1989, Harold Becker (Mercury Rising, Malice, City Hall) -- Netflix
I am not sure why we watched this again but I think it had something to do with the mistaken memory that it took place partially in New Orleans. We were still on our Treme kick so an old movie with John Goodman and Ellen Barkin would be appropriate. But the New Orleans movie with them is actually The Big Easy. But Goodman was a cop in both so I can see where the memories merged. Strangely enough I also remember Barkin being extremely sexy in this movie with her natural snarl. But now, I don't really know what my young self was thinking. I didn't like big hair then and I still don't like it.
This is one of those sexy thrillers that cropped up all over the late 80s and early 90s where the roguish cop gets mixed up with the sexy suspect and/or potential victim. Al Pacino plays the drunken divorced unconventional (any other standard tropes I should add?) cop who gets assigned to a case regarding the classified ads. I am surprised Craig's List hasn't already had a movie made about it leading to a serial murder. Maybe already done on a TV crime show? The movie alternates between him picking up clues in the old fashioned cop way, by gut feeling and a little leg work but ignoring all the CSI shit. Oh it's there but it's barely supporting the cops. I am glad for a little change from the tropes of today that are all about The Magic of Science or The Magic of the Insightful Cop. He doesn't look at a scene and pull out all the needed variables like a nouveau Sherlock, he just reads the scene and tries different solutions till he hits the right one. From what I hear, that is Real Police, as The Wire would say.

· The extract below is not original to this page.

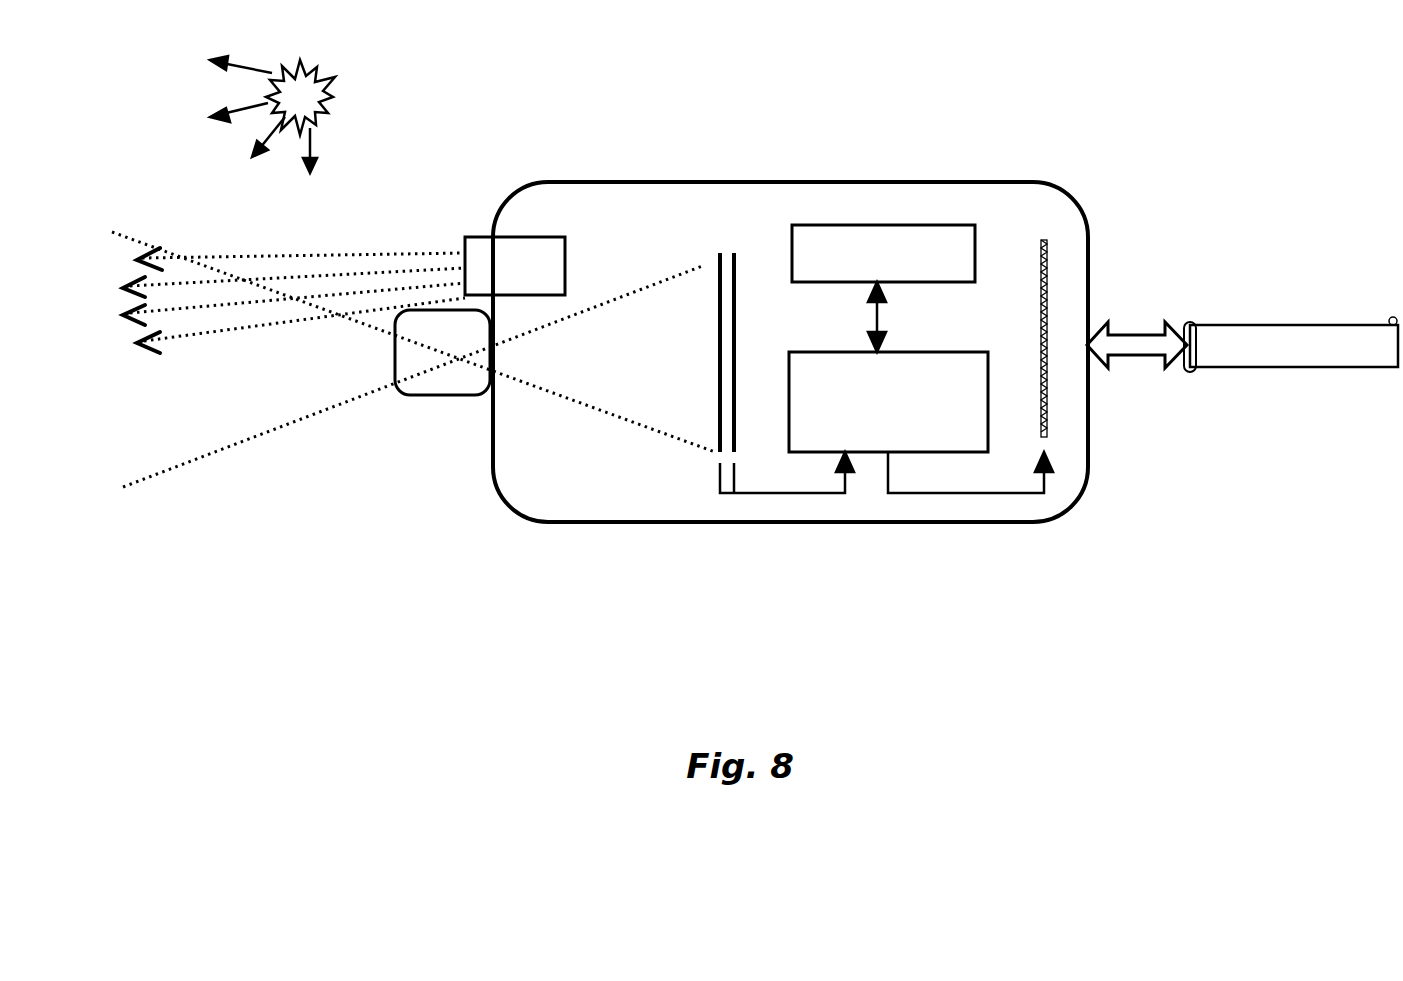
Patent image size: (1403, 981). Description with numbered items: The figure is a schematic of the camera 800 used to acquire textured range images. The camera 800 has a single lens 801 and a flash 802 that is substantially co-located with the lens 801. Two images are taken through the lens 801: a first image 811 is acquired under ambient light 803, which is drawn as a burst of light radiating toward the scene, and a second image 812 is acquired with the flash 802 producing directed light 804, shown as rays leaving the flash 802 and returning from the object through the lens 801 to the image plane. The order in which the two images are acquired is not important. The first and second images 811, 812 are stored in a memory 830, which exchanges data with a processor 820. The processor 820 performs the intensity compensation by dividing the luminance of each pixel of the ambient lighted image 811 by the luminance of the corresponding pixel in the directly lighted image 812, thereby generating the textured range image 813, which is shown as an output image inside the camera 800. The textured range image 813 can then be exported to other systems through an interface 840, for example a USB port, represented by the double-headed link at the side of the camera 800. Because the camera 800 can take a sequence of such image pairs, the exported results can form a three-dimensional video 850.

It's fun looking back at John Goodman and realizing how much you like him throughout the years. Even when he only has a small sidekick role he carries a lot of (don't say it) weight to it. It's also a lot of fun to watch a movie from two decades ago and notice all the things they have to do differently which the kids of today would marvel at the inconvenience. But when it comes right down to it, the most noticeable and prevalent are (the lack of) cell phones and the internet. But then again, people are still seen doing research via microfiche. In the end, while being distracted by all the nostalgia and uncomfortable not-so-sexy sexiness, we still guessed who the killer was in less than 20 minutes but I don't think it was the same bad guy from The Big Easy.